Keleman had seen Richards’ 2016 Emmy-nominated project Her Story and thought she’d be great for
his debut feature film. They met on Skype and he offered her the part, but
Richards kept waiting for the moment when being transgender would come up.
“I read the script and that moment where it's a thing never
happened,” she says. “I asked him, then, why he wanted a trans woman if it’s
never mentioned that she’s trans -- even I've inherited this bias that I only
exist to be trans -- but he said, ‘Well I thought about it, then I figured
they've been friends for a long time, she lives in the same town, she's lived
with her boyfriend for years, and it just doesn't come up.’ That is so perfect.
That's what 99 percent of my life is like -- it just doesn't come up. Most people
don't know I'm trans unless I tell them. [So this film] is kind of groundbreaking
and revolutionary, I think.”
Easy Living follows a string of positively received transgender narratives on TV and films, including Tangerine, which earned Mya Taylor an Independent Spirit Award for Best Supporting Female, that have helped opened doors for the transgender community. But when a transgender character can just be, that’s forward-thinking for Hollywood.
At the moment, while still trying to land roles where she can get them -- transgender or not -- Richards has been pitching a full season of Her Story to networks. “We're a little bit niche, we're a little bit gritty, it's a dark story, but I'm hoping someone out there wants to take a risk,” she says. She’s also written a feature that spends a week in the life of three transgender women in Chicago and is developing a series about a transgender hit woman who returns to North Carolina to take revenge on the white supremacist religious cult that raised her.

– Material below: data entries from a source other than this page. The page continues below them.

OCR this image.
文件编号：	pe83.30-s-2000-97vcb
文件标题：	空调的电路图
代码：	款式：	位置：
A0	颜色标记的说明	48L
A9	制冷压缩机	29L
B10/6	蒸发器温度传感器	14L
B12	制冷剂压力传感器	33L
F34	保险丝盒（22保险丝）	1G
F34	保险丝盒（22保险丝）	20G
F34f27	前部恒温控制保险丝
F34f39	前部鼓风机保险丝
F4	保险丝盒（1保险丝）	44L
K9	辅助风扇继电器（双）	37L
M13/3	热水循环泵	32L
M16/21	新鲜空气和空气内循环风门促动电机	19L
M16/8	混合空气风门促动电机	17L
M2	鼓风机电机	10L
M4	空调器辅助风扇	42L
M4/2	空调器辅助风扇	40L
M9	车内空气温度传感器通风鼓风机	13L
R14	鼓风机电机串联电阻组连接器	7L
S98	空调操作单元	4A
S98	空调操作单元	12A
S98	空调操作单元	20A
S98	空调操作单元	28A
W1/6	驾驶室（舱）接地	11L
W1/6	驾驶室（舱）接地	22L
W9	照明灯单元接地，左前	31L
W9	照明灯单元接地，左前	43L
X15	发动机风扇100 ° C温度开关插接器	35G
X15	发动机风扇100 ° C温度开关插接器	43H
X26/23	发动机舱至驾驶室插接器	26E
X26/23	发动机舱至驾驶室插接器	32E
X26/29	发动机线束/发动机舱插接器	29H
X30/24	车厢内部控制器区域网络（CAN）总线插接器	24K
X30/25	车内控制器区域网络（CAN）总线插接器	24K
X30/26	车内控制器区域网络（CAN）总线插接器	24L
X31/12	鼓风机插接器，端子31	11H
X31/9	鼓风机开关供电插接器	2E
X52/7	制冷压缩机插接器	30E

While those three projects revolve around being transgender, Richards doesn’t feel she’s pigeonholing herself. Instead, she says she’s creating these roles for transgender actors and championing transgender stories. And let’s face it, Hollywood needs more transgender people developing authentic narratives.
“Yes, I'm an actor who needs to pay my rent and build a name for myself in Hollywood, and I want to stretch my wings as an actress,” Richards says. “Then there's the part of me that is a creator, so of course I'm going to center [those stories] around my own experience as a trans woman. There's this wealth of stories that have never been told, and I'm in a position to tell them. There's the political and moral imperative that trans people need better and more representation. I'm one of maybe two or three active trans screenwriters in the industry, so I feel an extra burden of responsibility there. Also, I want to make more parts for other trans actors. I love acting, but I have more power as a trans writer to create these narratives and these worlds and these characters.”